Students in the Department of Politics and Government explore the processes by which a community decides what common goals it wants to achieve, what its rules will be, and how those policies and rules will be carried out or enforced. Nothing is more important to a healthy society. We are fascinated by the political process in the United States and in the world and concerned about its outcome, and we welcome all students who share that interest.
While our program provides an excellent foundation for graduate study in political science and law, the primary focus of the department is to provide skills and habits of mind useful in a wide range of professions. Recent graduates of the department have found jobs and careers in law, politics, business, teaching, journalism, the non-profit world, and government service. Some of our graduates continue their educations in professional programs in law, business (MBA), international affairs, education, public administration, and other fields. Many work directly after college (often as staff members for elected officials or government agencies) before going on to graduate school.
Four years for a complete BA degree. Two years for students transferring in with an AAOT degree. Program length may vary depending upon the student’s course load and academic progress.
Program Learning Outcomes
The curriculum is focused on a variety of approaches to political analysis, practical hands-on experience, and student research. Given this goal, we aim to:
- Develop in students a broad knowledge of political phenomena, practical skills of analysis and communication, and an understanding of theoretical approaches to politics
- Apply political theories and concepts to gain analytical leverage over historical and contemporary political events
- Critically analyze political texts through criticism, constructive engagement, and lateral comparison and contrast
- Defend and challenge preconceived notions about politics
- Publicly present and defend a political research projects in an engaging, cogent way
An internship or study abroad is strongly recommended for all majors as a useful part of their study. The required senior thesis may take a variety of forms, ranging from a project based on field research or statistical analysis of quantitative data to an abstract theoretical treatment of a problem in political philosophy or an analytical reflection on an internship experience.
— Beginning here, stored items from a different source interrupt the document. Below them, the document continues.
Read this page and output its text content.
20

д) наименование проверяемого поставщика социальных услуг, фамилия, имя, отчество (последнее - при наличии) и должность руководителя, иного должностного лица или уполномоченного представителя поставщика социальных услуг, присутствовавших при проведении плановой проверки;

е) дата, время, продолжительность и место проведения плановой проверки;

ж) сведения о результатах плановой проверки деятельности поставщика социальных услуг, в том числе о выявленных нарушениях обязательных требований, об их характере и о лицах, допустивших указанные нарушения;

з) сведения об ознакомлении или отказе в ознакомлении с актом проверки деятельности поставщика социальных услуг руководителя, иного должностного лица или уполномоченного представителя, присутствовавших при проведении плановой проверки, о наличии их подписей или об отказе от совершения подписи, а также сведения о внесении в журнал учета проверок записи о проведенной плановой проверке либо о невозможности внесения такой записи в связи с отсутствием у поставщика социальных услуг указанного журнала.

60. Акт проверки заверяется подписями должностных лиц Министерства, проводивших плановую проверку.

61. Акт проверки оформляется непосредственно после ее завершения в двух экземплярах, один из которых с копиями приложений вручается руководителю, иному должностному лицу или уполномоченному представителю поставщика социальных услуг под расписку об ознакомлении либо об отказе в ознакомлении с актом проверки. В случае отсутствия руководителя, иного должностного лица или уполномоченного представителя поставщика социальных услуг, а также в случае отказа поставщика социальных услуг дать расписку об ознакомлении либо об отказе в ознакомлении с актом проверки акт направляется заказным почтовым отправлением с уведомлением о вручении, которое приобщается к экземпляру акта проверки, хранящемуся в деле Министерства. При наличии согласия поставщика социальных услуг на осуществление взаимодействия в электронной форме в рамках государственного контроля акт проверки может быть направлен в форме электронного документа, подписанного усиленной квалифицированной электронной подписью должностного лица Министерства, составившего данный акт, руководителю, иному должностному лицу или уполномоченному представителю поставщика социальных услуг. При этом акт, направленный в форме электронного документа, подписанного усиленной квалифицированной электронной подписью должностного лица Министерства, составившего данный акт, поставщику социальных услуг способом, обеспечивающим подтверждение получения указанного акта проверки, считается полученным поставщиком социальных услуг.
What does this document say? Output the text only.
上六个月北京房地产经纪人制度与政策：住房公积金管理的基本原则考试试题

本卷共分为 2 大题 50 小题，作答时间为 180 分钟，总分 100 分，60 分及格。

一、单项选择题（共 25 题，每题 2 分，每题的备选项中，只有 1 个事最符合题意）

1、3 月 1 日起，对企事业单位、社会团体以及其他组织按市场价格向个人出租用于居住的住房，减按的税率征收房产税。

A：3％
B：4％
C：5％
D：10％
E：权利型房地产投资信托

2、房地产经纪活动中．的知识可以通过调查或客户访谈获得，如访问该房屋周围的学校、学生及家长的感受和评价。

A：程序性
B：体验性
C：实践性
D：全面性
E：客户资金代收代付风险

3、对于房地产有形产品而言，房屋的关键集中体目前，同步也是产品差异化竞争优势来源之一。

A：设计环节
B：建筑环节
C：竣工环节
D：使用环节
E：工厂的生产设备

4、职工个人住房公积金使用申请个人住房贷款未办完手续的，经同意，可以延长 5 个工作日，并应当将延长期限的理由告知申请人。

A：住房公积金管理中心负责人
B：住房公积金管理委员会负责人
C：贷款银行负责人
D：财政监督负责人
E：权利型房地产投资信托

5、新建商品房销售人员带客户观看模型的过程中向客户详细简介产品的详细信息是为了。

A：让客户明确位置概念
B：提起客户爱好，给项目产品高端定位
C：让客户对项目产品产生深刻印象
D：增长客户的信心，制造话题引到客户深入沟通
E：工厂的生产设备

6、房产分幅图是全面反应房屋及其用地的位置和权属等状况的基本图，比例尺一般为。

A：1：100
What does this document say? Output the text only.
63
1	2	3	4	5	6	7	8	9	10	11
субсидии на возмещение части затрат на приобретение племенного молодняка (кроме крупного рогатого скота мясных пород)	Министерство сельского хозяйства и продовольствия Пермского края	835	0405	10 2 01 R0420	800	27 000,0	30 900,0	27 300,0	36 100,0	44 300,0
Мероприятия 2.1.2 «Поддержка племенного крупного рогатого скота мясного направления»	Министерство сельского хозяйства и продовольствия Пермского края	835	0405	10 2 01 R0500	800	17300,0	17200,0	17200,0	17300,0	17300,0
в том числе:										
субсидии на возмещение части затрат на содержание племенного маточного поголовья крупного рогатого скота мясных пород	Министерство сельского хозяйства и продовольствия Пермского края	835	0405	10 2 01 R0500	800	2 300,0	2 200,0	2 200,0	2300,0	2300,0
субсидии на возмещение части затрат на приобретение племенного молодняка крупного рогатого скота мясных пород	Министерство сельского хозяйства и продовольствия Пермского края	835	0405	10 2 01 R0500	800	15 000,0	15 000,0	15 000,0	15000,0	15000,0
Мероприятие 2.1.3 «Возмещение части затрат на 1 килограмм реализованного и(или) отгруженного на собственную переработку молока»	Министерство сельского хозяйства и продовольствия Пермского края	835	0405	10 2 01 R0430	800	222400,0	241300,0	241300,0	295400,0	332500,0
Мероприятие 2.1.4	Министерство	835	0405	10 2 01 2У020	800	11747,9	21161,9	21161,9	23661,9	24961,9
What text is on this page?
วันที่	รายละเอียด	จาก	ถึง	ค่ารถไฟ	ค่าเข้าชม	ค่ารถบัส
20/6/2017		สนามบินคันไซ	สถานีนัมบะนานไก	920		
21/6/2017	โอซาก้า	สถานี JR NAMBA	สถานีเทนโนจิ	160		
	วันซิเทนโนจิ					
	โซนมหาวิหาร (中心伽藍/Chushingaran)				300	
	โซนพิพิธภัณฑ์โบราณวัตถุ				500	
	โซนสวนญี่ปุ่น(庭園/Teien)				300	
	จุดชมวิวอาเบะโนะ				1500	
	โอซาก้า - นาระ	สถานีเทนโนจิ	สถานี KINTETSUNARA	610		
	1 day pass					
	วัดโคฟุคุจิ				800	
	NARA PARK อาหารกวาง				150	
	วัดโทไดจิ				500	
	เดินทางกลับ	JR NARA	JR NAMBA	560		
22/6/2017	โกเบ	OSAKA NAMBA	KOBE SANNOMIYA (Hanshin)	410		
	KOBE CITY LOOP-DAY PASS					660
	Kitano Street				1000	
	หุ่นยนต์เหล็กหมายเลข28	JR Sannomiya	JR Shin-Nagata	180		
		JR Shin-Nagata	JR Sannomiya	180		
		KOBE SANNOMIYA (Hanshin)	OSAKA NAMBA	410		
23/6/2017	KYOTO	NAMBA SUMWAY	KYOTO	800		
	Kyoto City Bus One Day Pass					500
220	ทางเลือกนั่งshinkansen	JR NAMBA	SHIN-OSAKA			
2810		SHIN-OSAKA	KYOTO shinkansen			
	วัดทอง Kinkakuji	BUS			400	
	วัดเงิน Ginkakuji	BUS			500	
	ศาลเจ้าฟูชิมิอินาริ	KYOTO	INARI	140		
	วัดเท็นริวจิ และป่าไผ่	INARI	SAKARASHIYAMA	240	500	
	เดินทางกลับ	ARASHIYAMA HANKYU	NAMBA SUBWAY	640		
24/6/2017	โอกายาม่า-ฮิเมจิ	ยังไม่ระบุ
Internships and Study Abroad
While it is not a requirement, the department strongly encourages all majors to include in their program a semester-long, off-campus experience.
Many of our majors find internships, most commonly in the Oregon Legislature or Congressional offices in Washington, D.C. Other possible internship sites include social-service agencies, government agencies, interest groups, or law firms. Internships for credit involve close collaboration with a faculty advisor and are limited to one semester. Up to six credits of internship credit are directly applicable to the requirements of the major.
Pacific offers many study-abroad possibilities in England, France, Germany, China, Japan, Ecuador, Mexico, and a number of other countries. These programs are described in detail in the International Programs section of the catalog. Students going abroad should include in their course plans the language, history, culture, and economy of their area of interest. No more than six credits of academic work taken abroad (nine credits in the case of those studying abroad for an entire academic year) may be directly applied to the requirements of the major.
Spring semester of the sophomore year and fall semester of the junior year are generally the best times to study off-campus. Students who wish to study abroad or complete an internship that will keep them away from campus should discuss the possibility with their advisors as soon as possible in order to ensure required coursework can still be completed.
The goals of our curriculum are to develop in students a broad knowledge of political phenomena, practical skills of analysis and communication, and an understanding of theoretical approaches to politics. Graduates will know how to analyze policy problems in a clear and logical way.